Pottier Julien, Malenovský Zbyněk, Psomas Achilleas, Homolová Lucie, Schaepman Michael E, Choler Philippe, Thuiller Wilfried, Guisan Antoine, Zimmermann Niklaus E
Department of Ecology and Evolution, University of Lausanne, 1015 Lausanne, Switzerland UREP, INRA, 63100 Clermont-Ferrand, France
Remote Sensing Laboratories, University of Zürich, 8057 Zürich, Switzerland School of Biological Sciences, University of Wollongong, Northfields Avenue, Sydney, New South Wales 2522, Australia.
Biol Lett. 2014 Jul;10(7). doi: 10.1098/rsbl.2014.0347.
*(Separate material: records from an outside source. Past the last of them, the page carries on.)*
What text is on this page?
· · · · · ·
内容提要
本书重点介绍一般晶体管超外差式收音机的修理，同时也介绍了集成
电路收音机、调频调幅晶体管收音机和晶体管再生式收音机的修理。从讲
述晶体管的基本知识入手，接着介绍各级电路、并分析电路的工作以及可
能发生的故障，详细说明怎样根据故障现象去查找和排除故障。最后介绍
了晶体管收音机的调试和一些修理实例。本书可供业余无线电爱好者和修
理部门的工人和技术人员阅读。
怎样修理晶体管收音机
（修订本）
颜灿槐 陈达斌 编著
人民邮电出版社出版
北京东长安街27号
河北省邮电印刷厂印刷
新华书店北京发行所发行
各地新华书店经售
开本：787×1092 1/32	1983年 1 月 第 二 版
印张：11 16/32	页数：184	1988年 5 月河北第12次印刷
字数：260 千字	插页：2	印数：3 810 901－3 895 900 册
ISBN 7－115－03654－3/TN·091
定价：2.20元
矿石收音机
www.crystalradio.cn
Remote sensing using airborne imaging spectroscopy (AIS) is known to retrieve fundamental optical properties of ecosystems. However, the value of these properties for predicting plant species distribution remains unclear. Here, we assess whether such data can add value to topographic variables for predicting plant distributions in French and Swiss alpine grasslands. We fitted statistical models with high spectral and spatial resolution reflectance data and tested four optical indices sensitive to leaf chlorophyll content, leaf water content and leaf area index. We found moderate added-value of AIS data for predicting alpine plant species distribution. Contrary to expectations, differences between species distribution models (SDMs) were not linked to their local abundance or phylogenetic/functional similarity. Moreover, spectral signatures of species were found to be partly site-specific. We discuss current limits of AIS-based SDMs, highlighting issues of scale and informational content of AIS data.
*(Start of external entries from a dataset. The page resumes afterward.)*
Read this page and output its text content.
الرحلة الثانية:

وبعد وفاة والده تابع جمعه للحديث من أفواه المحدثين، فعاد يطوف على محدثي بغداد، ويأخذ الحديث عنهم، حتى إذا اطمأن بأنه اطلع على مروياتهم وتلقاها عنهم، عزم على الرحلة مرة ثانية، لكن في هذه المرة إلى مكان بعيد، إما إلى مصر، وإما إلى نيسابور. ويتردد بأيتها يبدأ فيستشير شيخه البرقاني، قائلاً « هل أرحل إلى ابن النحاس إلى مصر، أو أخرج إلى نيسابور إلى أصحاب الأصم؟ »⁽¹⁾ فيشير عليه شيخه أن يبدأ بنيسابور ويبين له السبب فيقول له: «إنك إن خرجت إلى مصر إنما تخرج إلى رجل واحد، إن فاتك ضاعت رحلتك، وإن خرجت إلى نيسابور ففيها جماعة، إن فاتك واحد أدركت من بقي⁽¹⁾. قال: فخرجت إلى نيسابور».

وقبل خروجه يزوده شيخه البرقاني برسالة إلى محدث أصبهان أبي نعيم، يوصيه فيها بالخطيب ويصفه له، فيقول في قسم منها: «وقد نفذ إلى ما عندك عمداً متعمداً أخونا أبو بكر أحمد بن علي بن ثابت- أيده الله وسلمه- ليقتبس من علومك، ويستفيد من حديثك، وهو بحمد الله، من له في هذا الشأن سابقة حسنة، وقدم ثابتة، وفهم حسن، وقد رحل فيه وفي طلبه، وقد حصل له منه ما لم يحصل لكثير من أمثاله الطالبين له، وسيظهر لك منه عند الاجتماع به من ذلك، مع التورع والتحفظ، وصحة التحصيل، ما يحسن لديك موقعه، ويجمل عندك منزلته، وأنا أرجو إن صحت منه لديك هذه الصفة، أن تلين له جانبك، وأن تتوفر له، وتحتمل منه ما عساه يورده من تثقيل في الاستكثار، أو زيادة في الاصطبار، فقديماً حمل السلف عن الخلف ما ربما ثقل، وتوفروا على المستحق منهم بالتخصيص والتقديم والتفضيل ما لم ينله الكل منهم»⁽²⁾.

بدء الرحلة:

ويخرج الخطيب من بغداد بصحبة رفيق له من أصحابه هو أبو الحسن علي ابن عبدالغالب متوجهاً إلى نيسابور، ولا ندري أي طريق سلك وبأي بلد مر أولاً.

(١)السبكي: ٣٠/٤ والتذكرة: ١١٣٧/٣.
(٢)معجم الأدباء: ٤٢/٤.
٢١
利用航空成像光谱技术(AIS)进行遥感,已知可以获取生态系统的基本光学特性。然而,这些特性对于预测植物物种分布的价值仍不明确。在此,我们评估此类数据是否能为地形变量增添价值,以用于预测法国和瑞士高山草原的植物分布。我们用高光谱和高空间分辨率反射率数据拟合了统计模型,并测试了对叶片叶绿素含量、叶片含水量和叶面积指数敏感的四个光学指数。我们发现AIS数据在预测高山植物物种分布方面具有一定的附加值。与预期相反,物种分布模型(SDM)之间的差异与其局部丰度或系统发育/功能相似性无关。此外,发现物种的光谱特征部分具有地点特异性。我们讨论了基于AIS的SDM目前的局限性,强调了AIS数据的尺度和信息含量问题。